Hello Qiime community,
I need to upload some community 16S and ITS sequencing data to the SRA, which requires demultiplexed FASTQ files for submission. My data came from an Illumina MiSeq using a paired-end protocol, and the yeast and bacteria raw data are contained in R1 and R2 FASTQ files. I first joined paired ends, demultiplexed the joined sequences file using split libraries, then ran the script make_fastq.py to generate a FASTQ file for each library (sample) in my dataset. However, I received errors when I tried to upload these files. I talked to an SRA curator who noticed that the FASTQ headers aren't formatted correctly.
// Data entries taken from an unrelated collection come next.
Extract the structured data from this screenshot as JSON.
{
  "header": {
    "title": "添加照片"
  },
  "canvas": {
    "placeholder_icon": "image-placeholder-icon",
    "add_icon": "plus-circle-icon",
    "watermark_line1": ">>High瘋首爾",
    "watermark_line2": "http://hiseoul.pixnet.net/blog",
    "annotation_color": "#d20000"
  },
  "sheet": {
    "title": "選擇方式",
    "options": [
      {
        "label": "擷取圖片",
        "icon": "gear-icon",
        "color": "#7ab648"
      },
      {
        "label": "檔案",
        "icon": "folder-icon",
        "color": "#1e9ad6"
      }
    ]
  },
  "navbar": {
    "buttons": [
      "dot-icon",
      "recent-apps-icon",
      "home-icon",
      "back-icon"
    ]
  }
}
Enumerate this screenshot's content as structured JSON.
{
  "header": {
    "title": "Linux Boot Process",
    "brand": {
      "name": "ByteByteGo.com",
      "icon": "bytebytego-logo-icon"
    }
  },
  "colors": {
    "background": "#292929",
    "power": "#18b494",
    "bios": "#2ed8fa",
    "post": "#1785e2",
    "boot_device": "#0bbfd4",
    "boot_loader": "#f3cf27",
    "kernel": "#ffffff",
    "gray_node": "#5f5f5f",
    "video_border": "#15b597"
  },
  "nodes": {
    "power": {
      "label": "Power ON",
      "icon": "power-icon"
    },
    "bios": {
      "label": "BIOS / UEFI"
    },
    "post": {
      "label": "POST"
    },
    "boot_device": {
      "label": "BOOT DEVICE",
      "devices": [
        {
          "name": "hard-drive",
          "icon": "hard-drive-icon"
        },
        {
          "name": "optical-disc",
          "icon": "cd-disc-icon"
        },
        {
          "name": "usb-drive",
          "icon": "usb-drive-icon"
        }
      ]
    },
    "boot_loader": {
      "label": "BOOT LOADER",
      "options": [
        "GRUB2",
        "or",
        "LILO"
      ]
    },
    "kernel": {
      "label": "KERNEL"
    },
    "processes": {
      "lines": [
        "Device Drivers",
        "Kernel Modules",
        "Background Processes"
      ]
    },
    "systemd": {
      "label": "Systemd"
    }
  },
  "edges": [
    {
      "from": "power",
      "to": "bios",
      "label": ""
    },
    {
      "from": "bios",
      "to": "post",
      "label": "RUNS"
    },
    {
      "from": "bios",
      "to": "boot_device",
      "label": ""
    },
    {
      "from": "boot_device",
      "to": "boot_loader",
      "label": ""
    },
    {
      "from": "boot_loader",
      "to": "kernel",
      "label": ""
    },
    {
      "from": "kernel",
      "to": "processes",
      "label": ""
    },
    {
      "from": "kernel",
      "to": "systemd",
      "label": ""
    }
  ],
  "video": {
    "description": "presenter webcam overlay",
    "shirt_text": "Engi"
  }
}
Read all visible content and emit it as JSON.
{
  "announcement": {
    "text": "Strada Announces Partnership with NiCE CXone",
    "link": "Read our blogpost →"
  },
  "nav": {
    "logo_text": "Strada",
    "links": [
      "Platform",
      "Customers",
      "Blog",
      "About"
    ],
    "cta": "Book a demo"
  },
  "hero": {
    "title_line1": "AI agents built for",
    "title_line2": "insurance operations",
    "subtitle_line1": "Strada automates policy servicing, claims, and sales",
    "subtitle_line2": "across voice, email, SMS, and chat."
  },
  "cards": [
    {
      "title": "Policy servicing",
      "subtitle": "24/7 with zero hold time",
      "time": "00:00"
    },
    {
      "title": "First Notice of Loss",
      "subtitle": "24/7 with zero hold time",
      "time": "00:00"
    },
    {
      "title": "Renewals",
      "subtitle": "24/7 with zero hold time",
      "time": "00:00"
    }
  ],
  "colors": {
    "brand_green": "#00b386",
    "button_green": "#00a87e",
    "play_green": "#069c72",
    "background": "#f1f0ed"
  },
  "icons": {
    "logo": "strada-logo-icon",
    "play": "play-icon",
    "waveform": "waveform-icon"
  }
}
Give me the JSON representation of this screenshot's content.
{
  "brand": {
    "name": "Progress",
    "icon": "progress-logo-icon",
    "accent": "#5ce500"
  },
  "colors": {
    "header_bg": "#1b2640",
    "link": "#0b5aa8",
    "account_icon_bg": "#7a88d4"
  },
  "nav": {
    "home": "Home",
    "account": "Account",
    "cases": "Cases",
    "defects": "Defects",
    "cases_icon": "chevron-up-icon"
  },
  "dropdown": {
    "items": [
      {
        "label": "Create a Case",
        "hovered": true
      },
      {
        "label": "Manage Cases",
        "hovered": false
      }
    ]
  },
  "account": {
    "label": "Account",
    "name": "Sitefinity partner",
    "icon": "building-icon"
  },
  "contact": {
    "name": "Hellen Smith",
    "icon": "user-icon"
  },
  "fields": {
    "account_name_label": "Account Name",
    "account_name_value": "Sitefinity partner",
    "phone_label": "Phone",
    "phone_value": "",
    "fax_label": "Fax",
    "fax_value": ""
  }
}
My FASTQ sequence headers look like this:
@81_1000000399 read_id=M02034:33:000000000-A7RA6:1:1101:13173:1946 barcode=CGGCATAT
But SRA needs them to look like this (no sample or barcode information, and no labels)
@M02034:33:000000000-A7RA6:1:1101:13173:1946
I'm not sure how to format the headers in my FASTQ files properly. I looked for flags to pass in the Qiime scripts I ran, but I didn't see anything that was relevant to this particular issue. I'm sure this can be done with code, but I'm new to coding and the command line, and the process for editing the sequence headers isn't clear to me. Is there something I'm forgetting, or just not considering? For anyone who has used Qiime to process data for SRA upload, did you do anything differently?